Robert D Kowalski, age 50, entered his plea of not guilty in Superior Court today. He was indicted on the charges of Murder by a Grand Jury in September of last year.
On Monday, Cold Case Investigators traveled to Montana to escort Robert D. Kowalski back to Alaska. On March 1st, he was deposited at Lemon Creek Correctional Facility in Juneau on a $1,000,000 warrant.
Kowalski waived his extradition while incarcerated in that state where he was serving time for an unrelated 2008 murder. He was indicted in September of last year for the murder of Sandra M Perry in 1996. According to the indictment, the murder took place in a Yakutat Lodge where the two of them were vacationing from the state of Washington.
Kowalski was serving time for the murder of Lorraine Kay Morin. The case of her death was so eerily similar to the circumstances of Perry’s death.
Kowalski was never arrested or charged for the death of Perry. There was very little evidence of foul play in the Yakutat murder other than an ear witness that was next door to the room Perry and Kowalski shared. That witness said that he heard what sounded like an arguement prior to hearing a shot and then silence.
Kowalski admitted to being in the room at the time and said that the two of them had heard what they thought was a bear and so Kowalski retrieved a firearm. It was then according to Kowalski that he tripped over the carpet as Perry was getting up from the bed and the weapon went off striking her in the face.
Sandra Perry was a single mother of three living outside Seattle.
It was the shooting death of Lorraine Kay Morin theat alerted the Alaskan officials to take another look at the death of Perry.

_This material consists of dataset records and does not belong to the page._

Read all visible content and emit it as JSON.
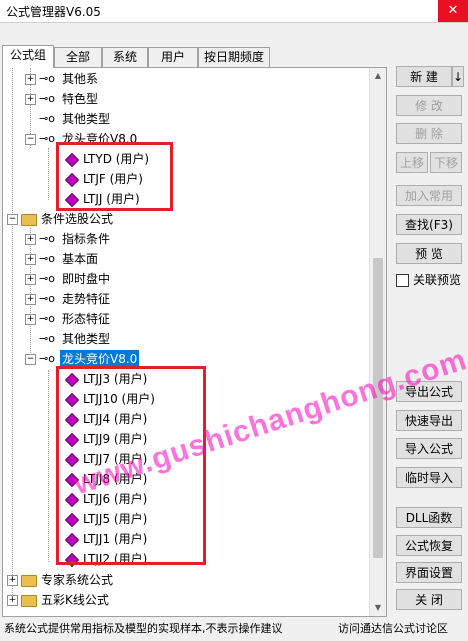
{
  "window": {
    "title": "公式管理器V6.05",
    "close": "✕"
  },
  "tabs": [
    "公式组",
    "全部",
    "系统",
    "用户",
    "按日期频度"
  ],
  "tree": {
    "top_items": [
      "其他系",
      "特色型",
      "其他类型",
      "龙头竞价V8.0"
    ],
    "group1_children": [
      "LTYD  (用户)",
      "LTJF  (用户)",
      "LTJJ  (用户)"
    ],
    "folder_condition": "条件选股公式",
    "condition_items": [
      "指标条件",
      "基本面",
      "即时盘中",
      "走势特征",
      "形态特征",
      "其他类型",
      "龙头竞价V8.0"
    ],
    "group2_children": [
      "LTJJ3  (用户)",
      "LTJJ10  (用户)",
      "LTJJ4  (用户)",
      "LTJJ9  (用户)",
      "LTJJ7  (用户)",
      "LTJJ8  (用户)",
      "LTJJ6  (用户)",
      "LTJJ5  (用户)",
      "LTJJ1  (用户)",
      "LTJJ2  (用户)"
    ],
    "folder_expert": "专家系统公式",
    "folder_kline": "五彩K线公式"
  },
  "buttons": {
    "new": "新 建",
    "new_arrow": "↓",
    "modify": "修 改",
    "delete": "删 除",
    "up": "上移",
    "down": "下移",
    "add_common": "加入常用",
    "find": "查找(F3)",
    "preview": "预 览",
    "link_preview": "关联预览",
    "export": "导出公式",
    "quick_export": "快速导出",
    "import": "导入公式",
    "temp_import": "临时导入",
    "dll": "DLL函数",
    "restore": "公式恢复",
    "ui_settings": "界面设置",
    "close": "关 闭"
  },
  "status": {
    "left": "系统公式提供常用指标及模型的实现样本,不表示操作建议",
    "right": "访问通达信公式讨论区"
  },
  "watermark": "www.gushichanghong.com"
}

Like Perry, Morin died from a gunshot wound to the face. She was found in her home on March 16th, 2008. She was discovered by Montana authorities sitting in her living room chair. She was a mother of six.
In that case, Kowalski told a roomate of the shooting, in turn, the roomate alerted authorities. When he was later questioned by authorities, he stated that he accidently shot Morin with a pistol at close range as he was falling back in a chair. Morin, like Perry, was shot in the face. Like the Perry case, the Morin shooting was apparently preceded by an arguement.
After the shooting, Kowalski spent several hours with the body in both cases. The murder in Montana was followed by a 31 hour armed stand-off with a SWAT team. In court, Kowalski pleaded Guilty to Mitigated Deliberate Homicide in the Montana case and received a 50 year sentence with 10 suspended. He was serving time in the case when he was extradited by Alaskan authorities.
During his stay in Montana, Kowalski had several scrapes with the law over violent offenses.
Although Judge Louis Menendez scheduled a jury trial in the case beginning in late May, Kowalski’s attorney, Eric Hedland, said that that date was overly optimistic. Prosecution for the state said that the Attorney General’s office would not object to a fall trial date.